By Mindy Cooper/ The Portland Observer
The Portland City Council has scheduled a hearing Wednesday, Aug. 31 to create an Office of Equity in an effort to eliminate disparities in a more racially and ethnically diverse city and achieve equitable outcomes for all residents.
The ordinance, which is co-sponsored by Mayor Sam Adams and Commissioner Amanda Fritz, has been three years in the making after equity emerged as a value and goal Portlanders feel passionate about when researching the city’s 25-year Portland Plan.
“Success of this work, so that measured outcomes are better than in all the previous good-hearted attempts to eliminate disparities and achieve equity, depends on shared ownership,” said Commissioner Fritz.
Although recent studies have shown that more diversity is coming to Portland every day, the gap continues to widen between those who have access to a good education, employment, healthcare and other issues, and those who don’t. People of color and people with disabilities experience higher rates of poverty, unemployment, and shorter lifespan compared with other Portlanders.
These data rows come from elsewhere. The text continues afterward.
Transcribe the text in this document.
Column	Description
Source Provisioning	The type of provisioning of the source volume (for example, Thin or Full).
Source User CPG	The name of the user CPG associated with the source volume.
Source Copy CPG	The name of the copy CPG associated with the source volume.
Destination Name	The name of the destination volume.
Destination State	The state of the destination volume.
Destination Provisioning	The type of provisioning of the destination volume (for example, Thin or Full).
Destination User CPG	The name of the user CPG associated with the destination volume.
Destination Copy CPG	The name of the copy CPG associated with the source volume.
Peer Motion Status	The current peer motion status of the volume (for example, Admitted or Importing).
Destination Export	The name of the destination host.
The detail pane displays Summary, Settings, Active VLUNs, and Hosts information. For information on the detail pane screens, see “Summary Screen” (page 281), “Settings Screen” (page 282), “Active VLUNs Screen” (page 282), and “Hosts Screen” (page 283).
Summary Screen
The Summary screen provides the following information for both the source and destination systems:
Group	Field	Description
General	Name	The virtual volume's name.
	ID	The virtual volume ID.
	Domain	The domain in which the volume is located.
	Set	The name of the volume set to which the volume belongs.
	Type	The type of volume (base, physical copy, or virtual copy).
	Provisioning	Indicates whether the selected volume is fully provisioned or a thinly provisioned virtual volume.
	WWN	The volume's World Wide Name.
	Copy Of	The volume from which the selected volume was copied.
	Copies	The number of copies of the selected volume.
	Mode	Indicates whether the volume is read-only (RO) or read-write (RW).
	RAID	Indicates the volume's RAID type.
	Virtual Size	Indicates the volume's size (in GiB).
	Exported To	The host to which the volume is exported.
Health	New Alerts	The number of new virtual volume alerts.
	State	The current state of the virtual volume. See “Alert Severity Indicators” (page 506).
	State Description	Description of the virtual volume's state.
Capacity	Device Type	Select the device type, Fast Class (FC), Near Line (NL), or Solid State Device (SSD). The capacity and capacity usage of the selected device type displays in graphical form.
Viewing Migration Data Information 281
The office would look at policies and practices within the city as well as externally with community groups and neighbors to find ways to decrease disparities.
In a visit to the offices of the Portland Observer on Northeast Martin Luther King Jr. Boulevard, Fritz said a lot of people within the community are not willing to admit we have a problem of race and equity in Portland.
She said one mission of the Equity office will be to educate and help everyone within the community to begin thinking with an “equity lens.”
Although some individuals throughout the community seem to have a skeptical eye as they still wait on a clear and strategic plan for action, Fritz said, “we have to figure that out together, and it takes more than just city employees. It’s got to be everybody.”
“We need real collaboration and transparent accountability within government, and between government and all our diverse communities,” she said. “Only then will all people in all communities thrive and make Portland truly a socially, environmentally, and financially healthy place to live, work, and play.”
The office could start with three employees and a $525,000 annual budget, Fritz said.
She said there would be a lot of conversations, which will hopefully lead to changes in the high level of inequality in the city. “Even if you don’t care about the issue morally, socially this is an economic issue.”
The Urban League of Portland, one of the nation’s oldest and largest community-based movements devoted to empowering African Americans to enter the economic and social mainstream, is one organization advocating for an effective, accountable Office of Equity to lead and implement an equity strategy for the city and region.
The organization said they are calling on the Portland City Council to take a firm step toward eliminating racial and other disparities in the city by passing the Office of Equity ordinance and they said they will take part in the public hearing at City Hall.
The meeting will begin at 6 p.m. and the vote will take place next Wednesday, on Sept. 7.
“The Office of Equity is an important tool that can create an intentional, accountable, city-wide strategy, instead of piecemeal one-off projects with limited success,” said Marcus C. Mundy, Urban League of Portland president and chief executive officer. “We hope the City Council will pass this ordinance. It is an investment in the future and will reap benefits for all Portlanders.”